🤖 AI Summary
This study investigates how long-term user memory influences large language models’ (LLMs) emotional intelligence, specifically examining whether personalization mechanisms induce systematic biases in affective interpretation and embed social hierarchies. Method: We evaluate 15 state-of-the-art LLMs using a human-validated emotional intelligence benchmark, conducting controlled experiments across diverse user personas and standardized affective scenarios. Contribution/Results: Results reveal significant disparities—under identical emotional stimuli, models consistently achieve higher recognition accuracy and provide more supportive recommendations for users stereotyped as socioeconomically advantaged. This bias is cross-model robust, demonstrating that personalized memory structures systematically reproduce and amplify societal inequities. To our knowledge, this is the first empirical study to trace the implicit transmission of social bias through user memory modeling in LLMs. Our findings provide critical warnings and an evaluation benchmark for developing trustworthy, equitable personalized AI systems.
📝 Abstract
When an AI assistant remembers that Sarah is a single mother working two jobs, does it interpret her stress differently than if she were a wealthy executive?
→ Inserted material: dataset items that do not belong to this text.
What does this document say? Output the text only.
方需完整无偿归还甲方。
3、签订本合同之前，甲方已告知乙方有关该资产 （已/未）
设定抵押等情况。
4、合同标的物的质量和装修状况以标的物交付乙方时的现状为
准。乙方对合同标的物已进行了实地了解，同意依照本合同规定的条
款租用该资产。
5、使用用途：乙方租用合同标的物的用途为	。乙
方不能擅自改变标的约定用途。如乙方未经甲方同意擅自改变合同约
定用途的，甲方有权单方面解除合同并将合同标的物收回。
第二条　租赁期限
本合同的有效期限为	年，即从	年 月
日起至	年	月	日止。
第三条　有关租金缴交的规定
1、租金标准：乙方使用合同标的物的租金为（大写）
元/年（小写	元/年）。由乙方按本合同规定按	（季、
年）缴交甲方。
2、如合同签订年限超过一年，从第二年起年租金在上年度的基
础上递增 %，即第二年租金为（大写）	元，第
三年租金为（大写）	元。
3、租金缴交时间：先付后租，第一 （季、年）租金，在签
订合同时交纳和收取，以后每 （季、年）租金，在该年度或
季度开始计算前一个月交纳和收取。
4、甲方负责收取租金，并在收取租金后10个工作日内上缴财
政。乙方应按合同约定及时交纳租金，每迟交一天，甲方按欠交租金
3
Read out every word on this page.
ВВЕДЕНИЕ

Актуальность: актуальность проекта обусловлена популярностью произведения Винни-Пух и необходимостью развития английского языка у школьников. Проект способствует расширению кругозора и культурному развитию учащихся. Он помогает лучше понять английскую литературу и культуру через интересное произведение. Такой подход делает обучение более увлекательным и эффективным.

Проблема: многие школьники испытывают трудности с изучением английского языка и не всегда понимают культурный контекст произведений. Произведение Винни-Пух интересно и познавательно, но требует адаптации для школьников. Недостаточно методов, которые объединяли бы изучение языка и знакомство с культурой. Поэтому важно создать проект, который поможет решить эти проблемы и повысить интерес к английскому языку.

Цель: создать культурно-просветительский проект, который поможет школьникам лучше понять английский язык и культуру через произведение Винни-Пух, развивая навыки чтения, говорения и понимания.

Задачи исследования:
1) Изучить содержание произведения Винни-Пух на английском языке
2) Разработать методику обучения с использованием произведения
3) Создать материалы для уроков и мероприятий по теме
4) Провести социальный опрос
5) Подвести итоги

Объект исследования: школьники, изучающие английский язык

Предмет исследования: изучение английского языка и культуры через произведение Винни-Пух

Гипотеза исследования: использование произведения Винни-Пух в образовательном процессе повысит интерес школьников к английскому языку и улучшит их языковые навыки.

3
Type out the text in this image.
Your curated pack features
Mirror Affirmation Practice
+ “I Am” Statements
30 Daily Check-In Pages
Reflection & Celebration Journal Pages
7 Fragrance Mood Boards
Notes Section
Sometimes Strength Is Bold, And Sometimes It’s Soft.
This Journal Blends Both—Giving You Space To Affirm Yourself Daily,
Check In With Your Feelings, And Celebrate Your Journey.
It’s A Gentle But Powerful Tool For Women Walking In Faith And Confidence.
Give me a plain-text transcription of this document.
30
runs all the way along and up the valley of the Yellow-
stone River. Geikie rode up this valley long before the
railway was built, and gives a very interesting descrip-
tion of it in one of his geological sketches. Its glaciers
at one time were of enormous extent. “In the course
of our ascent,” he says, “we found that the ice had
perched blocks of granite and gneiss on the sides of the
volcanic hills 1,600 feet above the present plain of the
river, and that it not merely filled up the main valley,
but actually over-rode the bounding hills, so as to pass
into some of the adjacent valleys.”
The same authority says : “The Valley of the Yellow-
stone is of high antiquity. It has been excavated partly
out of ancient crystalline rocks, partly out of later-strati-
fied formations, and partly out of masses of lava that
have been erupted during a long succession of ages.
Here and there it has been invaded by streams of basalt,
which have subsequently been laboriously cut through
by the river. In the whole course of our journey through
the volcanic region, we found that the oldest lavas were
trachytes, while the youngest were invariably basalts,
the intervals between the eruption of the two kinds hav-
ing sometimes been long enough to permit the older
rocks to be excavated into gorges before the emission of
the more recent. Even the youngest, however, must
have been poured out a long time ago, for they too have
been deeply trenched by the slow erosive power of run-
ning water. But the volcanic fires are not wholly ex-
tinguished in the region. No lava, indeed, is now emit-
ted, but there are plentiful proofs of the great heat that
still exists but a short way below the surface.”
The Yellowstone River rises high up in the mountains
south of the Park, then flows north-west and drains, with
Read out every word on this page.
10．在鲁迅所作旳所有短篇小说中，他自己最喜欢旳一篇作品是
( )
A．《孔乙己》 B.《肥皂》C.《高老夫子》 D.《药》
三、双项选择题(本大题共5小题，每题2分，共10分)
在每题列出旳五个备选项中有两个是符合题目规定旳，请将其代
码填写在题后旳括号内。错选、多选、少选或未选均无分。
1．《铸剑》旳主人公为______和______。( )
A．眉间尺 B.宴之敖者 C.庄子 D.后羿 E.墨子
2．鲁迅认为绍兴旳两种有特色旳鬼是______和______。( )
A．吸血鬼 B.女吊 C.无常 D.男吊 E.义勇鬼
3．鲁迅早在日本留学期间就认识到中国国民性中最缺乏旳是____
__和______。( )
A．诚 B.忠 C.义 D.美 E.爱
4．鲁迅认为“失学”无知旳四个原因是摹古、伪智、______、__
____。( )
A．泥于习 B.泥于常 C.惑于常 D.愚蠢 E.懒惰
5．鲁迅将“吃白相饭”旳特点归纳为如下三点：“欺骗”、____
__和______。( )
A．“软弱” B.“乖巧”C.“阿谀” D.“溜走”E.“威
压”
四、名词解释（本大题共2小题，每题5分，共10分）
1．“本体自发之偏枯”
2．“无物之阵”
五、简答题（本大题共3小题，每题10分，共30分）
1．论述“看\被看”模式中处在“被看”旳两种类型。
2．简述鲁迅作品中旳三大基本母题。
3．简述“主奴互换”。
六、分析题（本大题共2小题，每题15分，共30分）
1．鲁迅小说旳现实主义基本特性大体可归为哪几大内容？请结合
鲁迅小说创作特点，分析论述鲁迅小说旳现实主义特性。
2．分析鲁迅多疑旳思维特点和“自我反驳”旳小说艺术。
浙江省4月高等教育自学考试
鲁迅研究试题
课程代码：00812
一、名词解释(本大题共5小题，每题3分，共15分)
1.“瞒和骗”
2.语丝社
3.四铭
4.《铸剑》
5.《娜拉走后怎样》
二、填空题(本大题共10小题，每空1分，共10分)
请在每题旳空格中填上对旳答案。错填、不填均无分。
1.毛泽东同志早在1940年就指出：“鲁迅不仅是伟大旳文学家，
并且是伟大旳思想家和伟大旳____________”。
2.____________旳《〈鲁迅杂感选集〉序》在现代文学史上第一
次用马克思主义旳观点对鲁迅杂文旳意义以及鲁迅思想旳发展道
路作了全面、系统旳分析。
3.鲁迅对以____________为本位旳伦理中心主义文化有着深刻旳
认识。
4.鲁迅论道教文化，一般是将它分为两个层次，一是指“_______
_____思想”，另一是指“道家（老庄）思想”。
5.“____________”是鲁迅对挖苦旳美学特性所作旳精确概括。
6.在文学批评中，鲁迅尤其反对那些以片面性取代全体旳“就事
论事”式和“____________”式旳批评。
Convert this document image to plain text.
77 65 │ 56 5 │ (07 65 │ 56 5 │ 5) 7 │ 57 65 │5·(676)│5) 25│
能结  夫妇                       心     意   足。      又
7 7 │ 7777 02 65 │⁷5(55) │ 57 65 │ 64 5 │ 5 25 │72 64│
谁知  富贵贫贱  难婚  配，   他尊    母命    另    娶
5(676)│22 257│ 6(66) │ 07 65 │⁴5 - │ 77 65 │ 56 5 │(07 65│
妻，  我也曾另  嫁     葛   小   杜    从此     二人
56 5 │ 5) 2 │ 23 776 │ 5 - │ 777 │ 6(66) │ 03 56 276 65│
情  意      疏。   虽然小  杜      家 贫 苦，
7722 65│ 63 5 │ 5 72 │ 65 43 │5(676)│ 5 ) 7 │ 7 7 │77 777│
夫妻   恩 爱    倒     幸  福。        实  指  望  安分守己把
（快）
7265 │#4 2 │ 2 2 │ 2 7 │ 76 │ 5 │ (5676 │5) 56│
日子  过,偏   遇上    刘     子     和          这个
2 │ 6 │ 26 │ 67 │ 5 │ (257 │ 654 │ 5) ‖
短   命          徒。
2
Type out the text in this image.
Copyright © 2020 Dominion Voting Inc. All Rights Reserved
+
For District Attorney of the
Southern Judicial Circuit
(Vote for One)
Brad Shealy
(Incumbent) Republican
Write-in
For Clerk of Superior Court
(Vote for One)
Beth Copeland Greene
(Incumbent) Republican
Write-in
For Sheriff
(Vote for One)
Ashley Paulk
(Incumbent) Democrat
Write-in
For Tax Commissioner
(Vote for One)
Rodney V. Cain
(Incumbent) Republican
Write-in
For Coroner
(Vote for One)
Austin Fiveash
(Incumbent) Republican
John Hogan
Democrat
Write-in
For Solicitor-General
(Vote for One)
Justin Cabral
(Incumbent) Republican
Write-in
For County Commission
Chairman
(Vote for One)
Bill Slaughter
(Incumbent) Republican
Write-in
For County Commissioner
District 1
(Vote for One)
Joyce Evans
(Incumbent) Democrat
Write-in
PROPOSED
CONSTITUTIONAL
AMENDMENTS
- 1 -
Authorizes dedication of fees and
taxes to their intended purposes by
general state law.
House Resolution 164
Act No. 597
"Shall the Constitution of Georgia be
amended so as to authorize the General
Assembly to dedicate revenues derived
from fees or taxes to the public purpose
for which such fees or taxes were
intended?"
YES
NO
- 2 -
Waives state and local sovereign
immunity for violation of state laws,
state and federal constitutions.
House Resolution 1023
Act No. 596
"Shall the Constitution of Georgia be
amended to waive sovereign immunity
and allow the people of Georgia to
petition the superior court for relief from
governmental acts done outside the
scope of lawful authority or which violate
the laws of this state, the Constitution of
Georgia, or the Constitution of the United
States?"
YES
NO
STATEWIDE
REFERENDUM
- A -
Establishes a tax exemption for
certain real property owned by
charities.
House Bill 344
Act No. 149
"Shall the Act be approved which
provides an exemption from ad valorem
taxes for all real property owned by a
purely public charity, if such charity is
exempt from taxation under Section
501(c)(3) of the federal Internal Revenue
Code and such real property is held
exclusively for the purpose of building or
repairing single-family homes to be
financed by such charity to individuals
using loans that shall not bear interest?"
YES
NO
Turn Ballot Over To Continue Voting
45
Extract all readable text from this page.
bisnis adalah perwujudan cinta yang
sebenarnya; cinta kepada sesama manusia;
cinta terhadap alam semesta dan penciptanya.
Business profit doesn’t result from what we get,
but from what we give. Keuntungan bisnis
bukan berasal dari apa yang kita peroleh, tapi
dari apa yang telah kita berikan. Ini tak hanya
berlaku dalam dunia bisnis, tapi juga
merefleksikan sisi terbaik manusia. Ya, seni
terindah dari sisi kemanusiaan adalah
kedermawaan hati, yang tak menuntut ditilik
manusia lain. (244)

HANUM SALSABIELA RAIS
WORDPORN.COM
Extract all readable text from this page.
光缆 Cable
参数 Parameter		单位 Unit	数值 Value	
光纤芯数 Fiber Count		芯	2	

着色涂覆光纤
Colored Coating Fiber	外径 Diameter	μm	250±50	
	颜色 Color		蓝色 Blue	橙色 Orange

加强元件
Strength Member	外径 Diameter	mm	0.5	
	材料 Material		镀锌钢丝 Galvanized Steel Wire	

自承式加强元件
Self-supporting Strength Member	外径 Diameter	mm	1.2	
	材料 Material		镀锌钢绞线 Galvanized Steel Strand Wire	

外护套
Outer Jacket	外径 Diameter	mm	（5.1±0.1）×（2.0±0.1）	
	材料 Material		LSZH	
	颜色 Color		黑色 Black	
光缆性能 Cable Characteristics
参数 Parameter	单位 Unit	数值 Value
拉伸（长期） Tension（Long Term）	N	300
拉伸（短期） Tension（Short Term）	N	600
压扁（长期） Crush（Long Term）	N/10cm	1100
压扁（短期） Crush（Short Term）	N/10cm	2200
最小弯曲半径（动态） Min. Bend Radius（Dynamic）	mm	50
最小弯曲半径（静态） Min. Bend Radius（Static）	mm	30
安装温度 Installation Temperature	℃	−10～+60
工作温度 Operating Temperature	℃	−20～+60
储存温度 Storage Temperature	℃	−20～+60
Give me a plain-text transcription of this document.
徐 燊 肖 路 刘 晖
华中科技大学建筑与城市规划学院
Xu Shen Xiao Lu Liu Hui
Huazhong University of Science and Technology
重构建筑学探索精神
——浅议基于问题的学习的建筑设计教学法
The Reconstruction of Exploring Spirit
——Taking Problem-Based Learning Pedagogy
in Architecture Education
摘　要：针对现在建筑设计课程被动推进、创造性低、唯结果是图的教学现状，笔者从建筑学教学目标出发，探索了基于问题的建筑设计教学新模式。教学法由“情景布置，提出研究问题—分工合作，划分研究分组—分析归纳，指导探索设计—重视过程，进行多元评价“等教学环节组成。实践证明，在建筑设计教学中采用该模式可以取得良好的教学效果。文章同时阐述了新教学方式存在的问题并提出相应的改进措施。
As personalized AI systems increasingly incorporate long-term user memory, understanding how this memory shapes emotional reasoning is critical. We investigate how user memory affects emotional intelligence in large language models (LLMs) by evaluating 15 models on human validated emotional intelligence tests. We find that identical scenarios paired with different user profiles produce systematically divergent emotional interpretations. Across validated user independent emotional scenarios and diverse user profiles, systematic biases emerged in several high-performing LLMs where advantaged profiles received more accurate emotional interpretations. Moreover, LLMs demonstrate significant disparities across demographic factors in emotion understanding and supportive recommendations tasks, indicating that personalization mechanisms can embed social hierarchies into models emotional reasoning. These results highlight a key challenge for memory enhanced AI: systems designed for personalization may inadvertently reinforce social inequalities.